Research Experience for Undergraduates
Stanford's School of Engineering is home to amazing researchers and research. As an undergraduate, you can be a part of it through the Research Experience for Undergraduates (REU) program. REU gives undergraduates the opportunity to work on cutting-edge research guided by Stanford faculty. Professors are excited to work with bright, enthusiastic undergraduates. If you are interested, look below to learn more.
For general advice on how to get involved in research at Stanford, take a look at this helpful guide: Stanford Undergraduate Advising and Research (UAR) Guide
"I believe that there is no better way to explore your major than by doing research with a faculty member in your department. I was extraordinarily lucky to have received an REU grant the summer before my sophomore year. Not only did I get to meet graduate students and other undergraduates in my major who shared valuable insights into what being a chemical engineer was like, but I was also exposed to cutting-edge research and laboratory techniques, to which I otherwise would not have gotten hands-on experience."

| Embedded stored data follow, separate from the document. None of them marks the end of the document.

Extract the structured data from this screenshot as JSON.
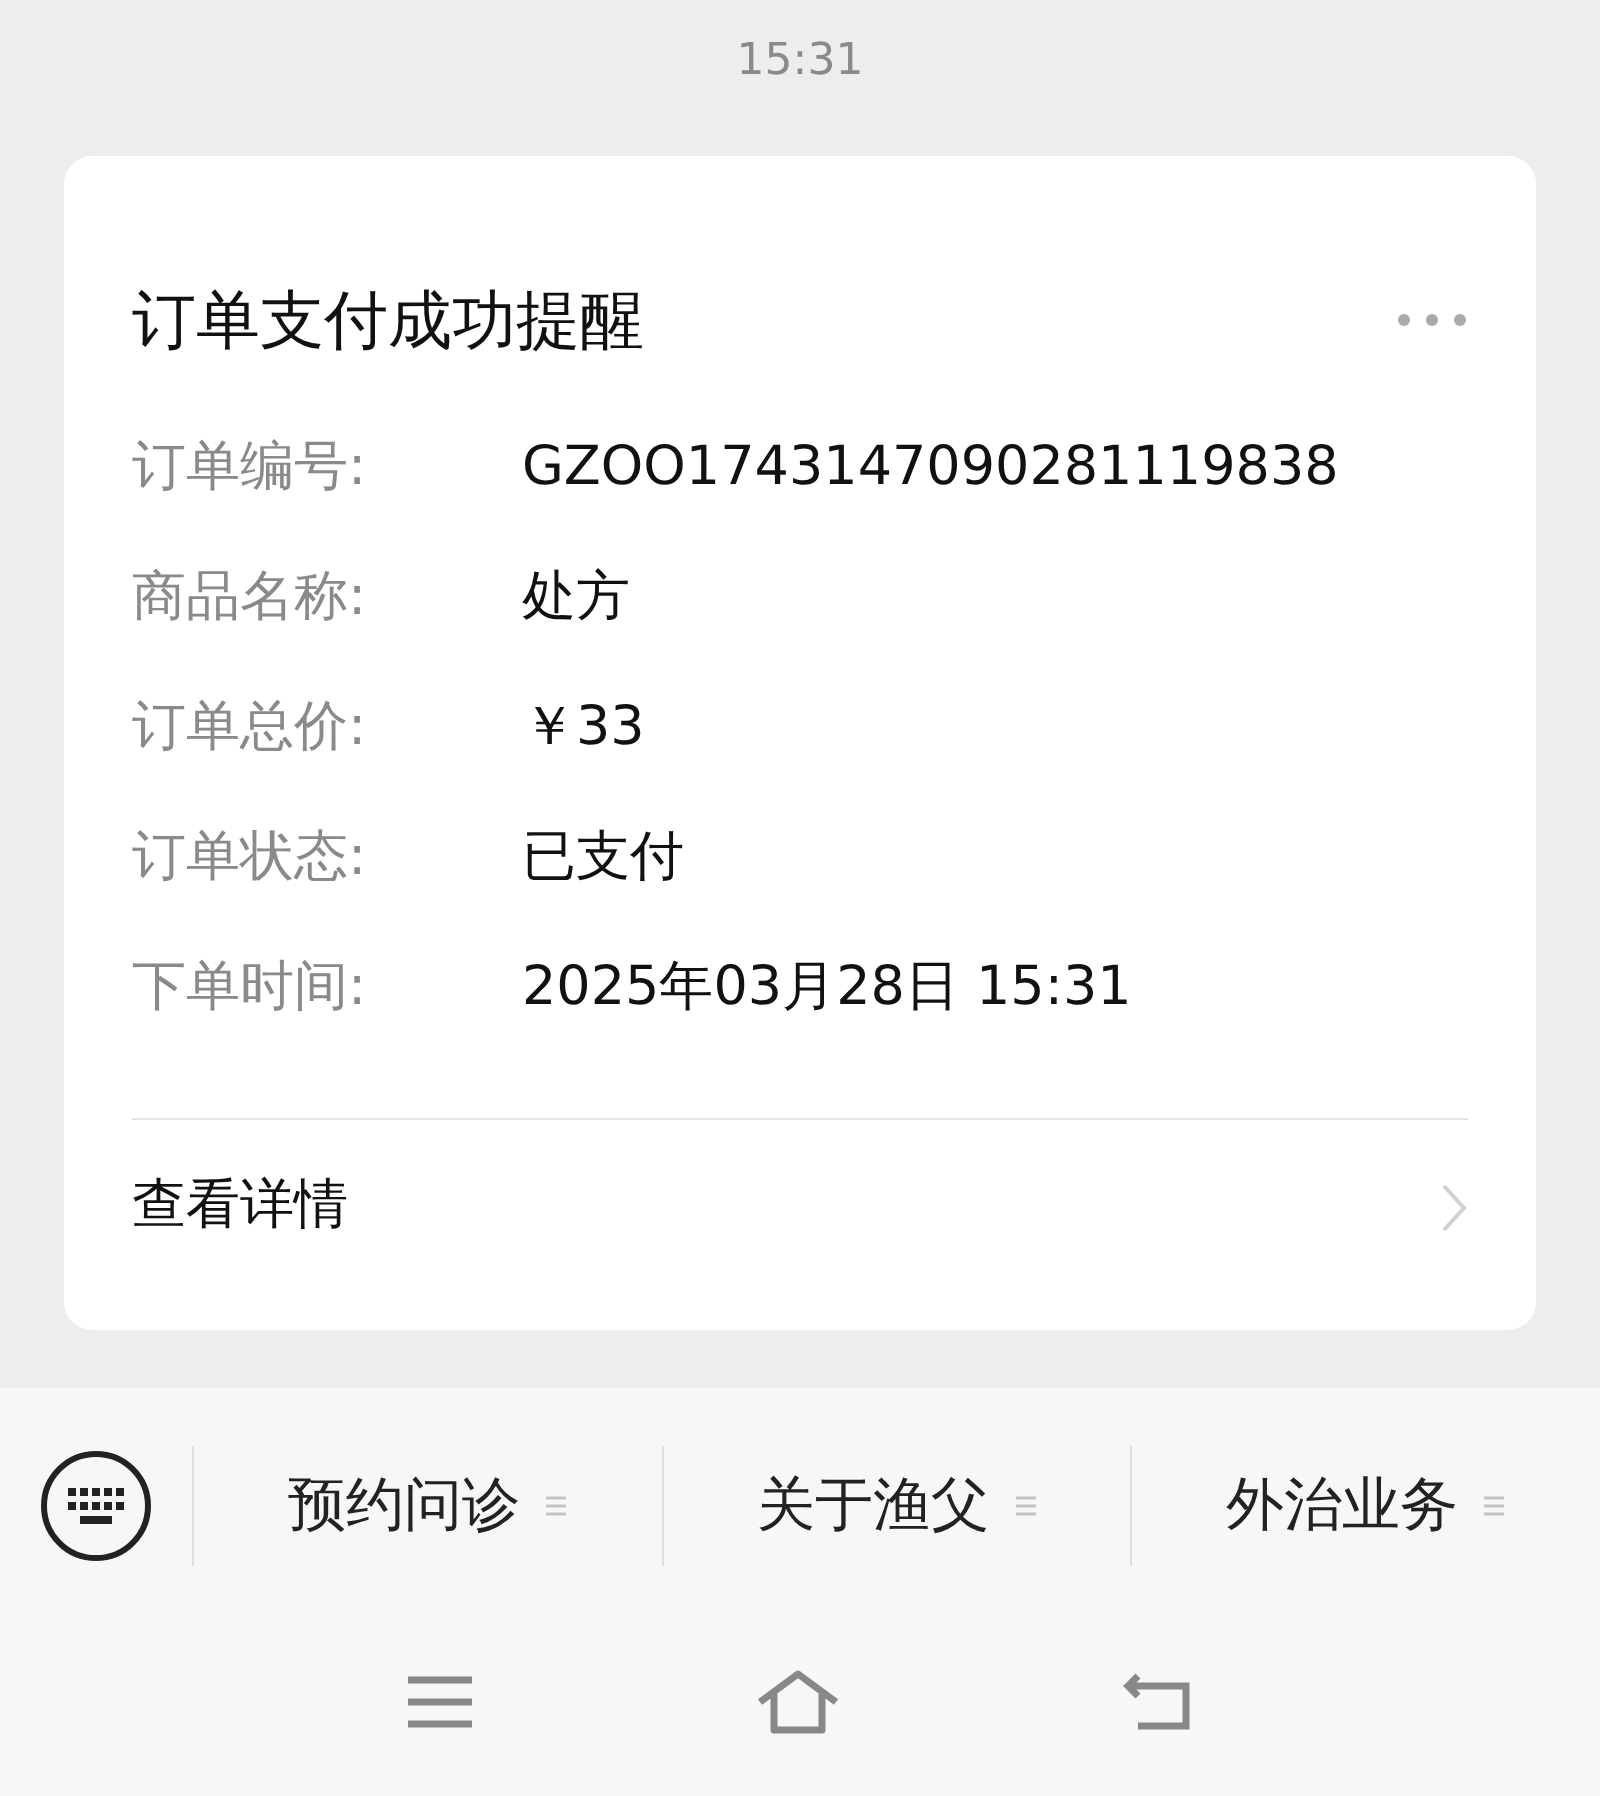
{
  "timestamp": "15:31",
  "card": {
    "title": "订单支付成功提醒",
    "fields": [
      {
        "label": "订单编号:",
        "value": "GZOO1743147090281119838"
      },
      {
        "label": "商品名称:",
        "value": "处方"
      },
      {
        "label": "订单总价:",
        "value": "￥33"
      },
      {
        "label": "订单状态:",
        "value": "已支付"
      },
      {
        "label": "下单时间:",
        "value": "2025年03月28日 15:31"
      }
    ],
    "details_link": "查看详情"
  },
  "menu": [
    "预约问诊",
    "关于渔父",
    "外治业务"
  ]
}
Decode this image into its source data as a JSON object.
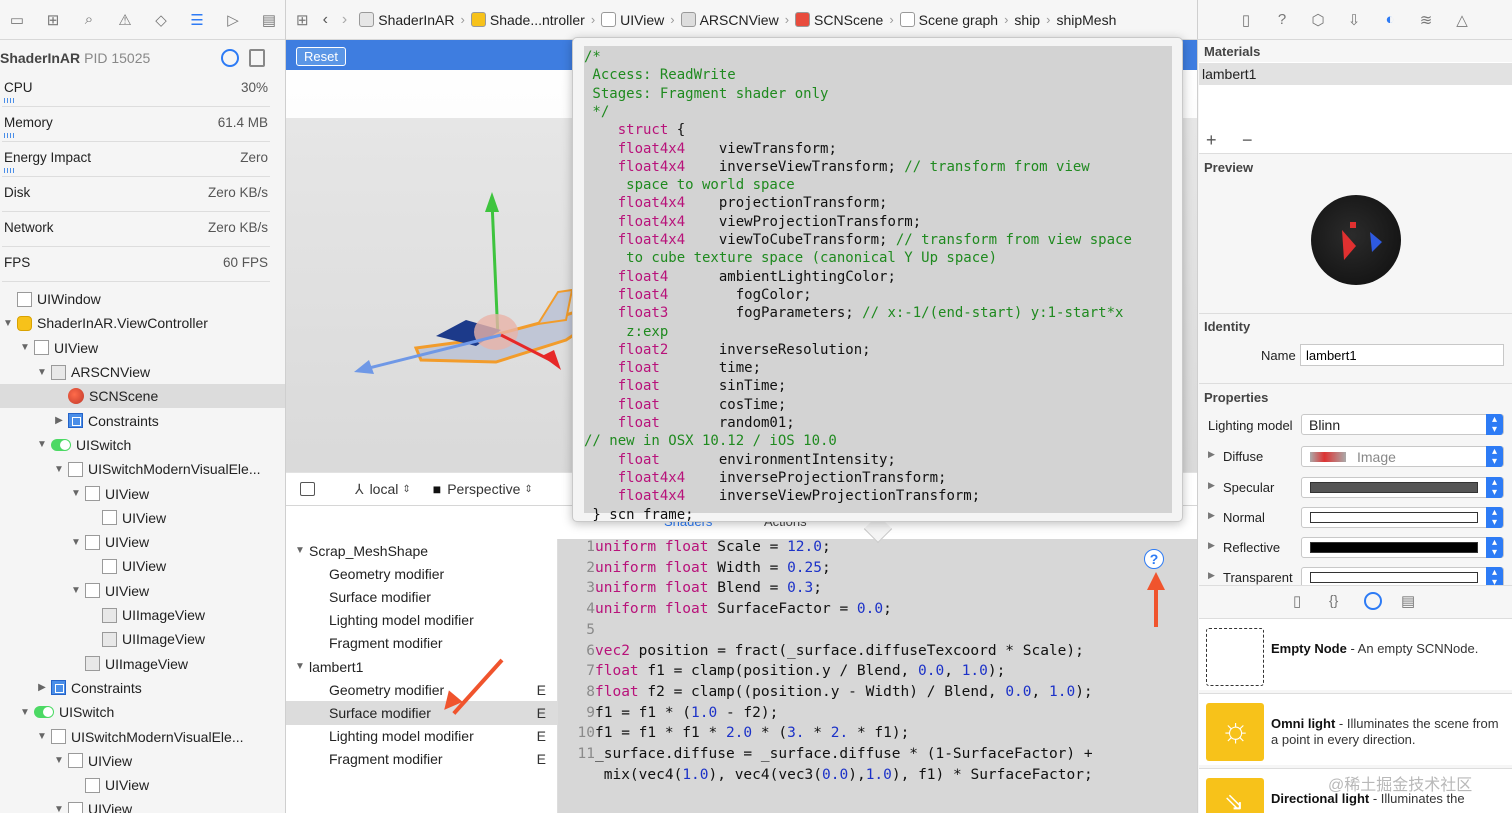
{
  "navigator": {
    "tab_icons": [
      "folder-icon",
      "hierarchy-icon",
      "search-icon",
      "warning-icon",
      "test-icon",
      "debug-icon",
      "breakpoint-icon",
      "report-icon"
    ],
    "process_name": "ShaderInAR",
    "process_pid": "PID 15025",
    "gauges": [
      {
        "label": "CPU",
        "value": "30%"
      },
      {
        "label": "Memory",
        "value": "61.4 MB"
      },
      {
        "label": "Energy Impact",
        "value": "Zero"
      },
      {
        "label": "Disk",
        "value": "Zero KB/s"
      },
      {
        "label": "Network",
        "value": "Zero KB/s"
      },
      {
        "label": "FPS",
        "value": "60 FPS"
      }
    ],
    "tree": [
      {
        "label": "UIWindow",
        "indent": 0,
        "icon": "view",
        "tri": ""
      },
      {
        "label": "ShaderInAR.ViewController",
        "indent": 0,
        "icon": "vc",
        "tri": "▼"
      },
      {
        "label": "UIView",
        "indent": 1,
        "icon": "view",
        "tri": "▼"
      },
      {
        "label": "ARSCNView",
        "indent": 2,
        "icon": "img",
        "tri": "▼"
      },
      {
        "label": "SCNScene",
        "indent": 3,
        "icon": "scene",
        "tri": "",
        "selected": true
      },
      {
        "label": "Constraints",
        "indent": 3,
        "icon": "constraint",
        "tri": "▶"
      },
      {
        "label": "UISwitch",
        "indent": 2,
        "icon": "switch",
        "tri": "▼"
      },
      {
        "label": "UISwitchModernVisualEle...",
        "indent": 3,
        "icon": "view",
        "tri": "▼"
      },
      {
        "label": "UIView",
        "indent": 4,
        "icon": "view",
        "tri": "▼"
      },
      {
        "label": "UIView",
        "indent": 5,
        "icon": "view",
        "tri": ""
      },
      {
        "label": "UIView",
        "indent": 4,
        "icon": "view",
        "tri": "▼"
      },
      {
        "label": "UIView",
        "indent": 5,
        "icon": "view",
        "tri": ""
      },
      {
        "label": "UIView",
        "indent": 4,
        "icon": "view",
        "tri": "▼"
      },
      {
        "label": "UIImageView",
        "indent": 5,
        "icon": "img",
        "tri": ""
      },
      {
        "label": "UIImageView",
        "indent": 5,
        "icon": "img",
        "tri": ""
      },
      {
        "label": "UIImageView",
        "indent": 4,
        "icon": "img",
        "tri": ""
      },
      {
        "label": "Constraints",
        "indent": 2,
        "icon": "constraint",
        "tri": "▶"
      },
      {
        "label": "UISwitch",
        "indent": 1,
        "icon": "switch",
        "tri": "▼"
      },
      {
        "label": "UISwitchModernVisualEle...",
        "indent": 2,
        "icon": "view",
        "tri": "▼"
      },
      {
        "label": "UIView",
        "indent": 3,
        "icon": "view",
        "tri": "▼"
      },
      {
        "label": "UIView",
        "indent": 4,
        "icon": "view",
        "tri": ""
      },
      {
        "label": "UIView",
        "indent": 3,
        "icon": "view",
        "tri": "▼"
      }
    ]
  },
  "jumpbar": {
    "crumbs": [
      "ShaderInAR",
      "Shade...ntroller",
      "UIView",
      "ARSCNView",
      "SCNScene",
      "Scene graph",
      "ship",
      "shipMesh"
    ]
  },
  "viewport": {
    "reset_label": "Reset",
    "space_label": "local",
    "camera_label": "Perspective"
  },
  "tabs": {
    "shaders": "Shaders",
    "actions": "Actions"
  },
  "modifiers": [
    {
      "label": "Scrap_MeshShape",
      "group": true,
      "tri": "▼",
      "e": ""
    },
    {
      "label": "Geometry modifier",
      "group": false,
      "e": ""
    },
    {
      "label": "Surface modifier",
      "group": false,
      "e": ""
    },
    {
      "label": "Lighting model modifier",
      "group": false,
      "e": ""
    },
    {
      "label": "Fragment modifier",
      "group": false,
      "e": ""
    },
    {
      "label": "lambert1",
      "group": true,
      "tri": "▼",
      "e": ""
    },
    {
      "label": "Geometry modifier",
      "group": false,
      "e": "E"
    },
    {
      "label": "Surface modifier",
      "group": false,
      "e": "E",
      "selected": true
    },
    {
      "label": "Lighting model modifier",
      "group": false,
      "e": "E"
    },
    {
      "label": "Fragment modifier",
      "group": false,
      "e": "E"
    }
  ],
  "code_lines": [
    {
      "n": "1",
      "t": "uniform float Scale = 12.0;"
    },
    {
      "n": "2",
      "t": "uniform float Width = 0.25;"
    },
    {
      "n": "3",
      "t": "uniform float Blend = 0.3;"
    },
    {
      "n": "4",
      "t": "uniform float SurfaceFactor = 0.0;"
    },
    {
      "n": "5",
      "t": ""
    },
    {
      "n": "6",
      "t": "vec2 position = fract(_surface.diffuseTexcoord * Scale);"
    },
    {
      "n": "7",
      "t": "float f1 = clamp(position.y / Blend, 0.0, 1.0);"
    },
    {
      "n": "8",
      "t": "float f2 = clamp((position.y - Width) / Blend, 0.0, 1.0);"
    },
    {
      "n": "9",
      "t": "f1 = f1 * (1.0 - f2);"
    },
    {
      "n": "10",
      "t": "f1 = f1 * f1 * 2.0 * (3. * 2. * f1);"
    },
    {
      "n": "11",
      "t": "_surface.diffuse = _surface.diffuse * (1-SurfaceFactor) +"
    },
    {
      "n": "",
      "t": " mix(vec4(1.0), vec4(vec3(0.0),1.0), f1) * SurfaceFactor;"
    }
  ],
  "tooltip_lines": [
    {
      "t": "/*",
      "c": "cm"
    },
    {
      "t": " Access: ReadWrite",
      "c": "cm"
    },
    {
      "t": " Stages: Fragment shader only",
      "c": "cm"
    },
    {
      "t": " */",
      "c": "cm"
    },
    {
      "k": "    struct",
      "r": " {"
    },
    {
      "k": "    float4x4",
      "r": "    viewTransform;"
    },
    {
      "k": "    float4x4",
      "r": "    inverseViewTransform;",
      "cm": " // transform from view"
    },
    {
      "t": "     space to world space",
      "c": "cm"
    },
    {
      "k": "    float4x4",
      "r": "    projectionTransform;"
    },
    {
      "k": "    float4x4",
      "r": "    viewProjectionTransform;"
    },
    {
      "k": "    float4x4",
      "r": "    viewToCubeTransform;",
      "cm": " // transform from view space"
    },
    {
      "t": "     to cube texture space (canonical Y Up space)",
      "c": "cm"
    },
    {
      "k": "    float4",
      "r": "      ambientLightingColor;"
    },
    {
      "k": "    float4",
      "r": "        fogColor;"
    },
    {
      "k": "    float3",
      "r": "        fogParameters;",
      "cm": " // x:-1/(end-start) y:1-start*x"
    },
    {
      "t": "     z:exp",
      "c": "cm"
    },
    {
      "k": "    float2",
      "r": "      inverseResolution;"
    },
    {
      "k": "    float",
      "r": "       time;"
    },
    {
      "k": "    float",
      "r": "       sinTime;"
    },
    {
      "k": "    float",
      "r": "       cosTime;"
    },
    {
      "k": "    float",
      "r": "       random01;"
    },
    {
      "t": "// new in OSX 10.12 / iOS 10.0",
      "c": "cm"
    },
    {
      "k": "    float",
      "r": "       environmentIntensity;"
    },
    {
      "k": "    float4x4",
      "r": "    inverseProjectionTransform;"
    },
    {
      "k": "    float4x4",
      "r": "    inverseViewProjectionTransform;"
    },
    {
      "t": " } scn_frame;",
      "c": ""
    }
  ],
  "inspector": {
    "tab_icons": [
      "file-icon",
      "help-icon",
      "cube-icon",
      "attributes-icon",
      "material-icon",
      "physics-icon",
      "effects-icon"
    ],
    "materials_title": "Materials",
    "material_selected": "lambert1",
    "add_label": "+",
    "remove_label": "−",
    "preview_title": "Preview",
    "identity_title": "Identity",
    "name_label": "Name",
    "name_value": "lambert1",
    "properties_title": "Properties",
    "lighting_label": "Lighting model",
    "lighting_value": "Blinn",
    "props": [
      {
        "label": "Diffuse",
        "value": "Image",
        "swatch": "image"
      },
      {
        "label": "Specular",
        "value": "",
        "swatch": "#555555"
      },
      {
        "label": "Normal",
        "value": "",
        "swatch": "#ffffff"
      },
      {
        "label": "Reflective",
        "value": "",
        "swatch": "#000000"
      },
      {
        "label": "Transparent",
        "value": "",
        "swatch": "#ffffff"
      }
    ],
    "library_tab_icons": [
      "file-template-icon",
      "code-snippet-icon",
      "object-library-icon",
      "media-library-icon"
    ],
    "library": [
      {
        "title": "Empty Node",
        "desc": " - An empty SCNNode.",
        "icon": "empty-node-icon"
      },
      {
        "title": "Omni light",
        "desc": " - Illuminates the scene from a point in every direction.",
        "icon": "omni-light-icon"
      },
      {
        "title": "Directional light",
        "desc": " - Illuminates the",
        "icon": "directional-light-icon"
      }
    ],
    "watermark": "@稀土掘金技术社区"
  },
  "colors": {
    "accent": "#2d7bf5",
    "arrow": "#f0542d",
    "comment": "#1f8a1f",
    "keyword": "#b8127a",
    "number": "#1c32c8"
  }
}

- Milena Gonzalez, Chemical Engineering
"I am a senior, majoring in Bioengineering, who has worked in multiple research labs and held one internship in industry over the past 3.5 years. Performing academic research at Stanford allowed me to develop technical skills relevant for graduate studies and the workforce. It also provided me the scientific mindset that emphasizes constant questioning. Those skills and attitude proved useful in my classes and when I obtained an internship developing a cochlear implant (hearing device for the profoundly deaf)."
- Meghan Bowler, Bioengineering
I've never had any research experience before. Is the REU program really a possibility?
Everyone starting research has that question, so do not be deterred. Around 200 students are part of the program each summer. If you are eager and ready to learn you will almost certainly succeed. Be persistent.
I missed the deadline for applying to my department's summer research program. Can I still get involved in research?
Try contacting a particular professor in the department that you would like to work with, and ask if he or she still has openings for undergraduates. The number of positions, however, is limited.
What is the stipend?
For the most part, a summer research program will provide a full-time stipend of up to $6000 for the 10-week summer session.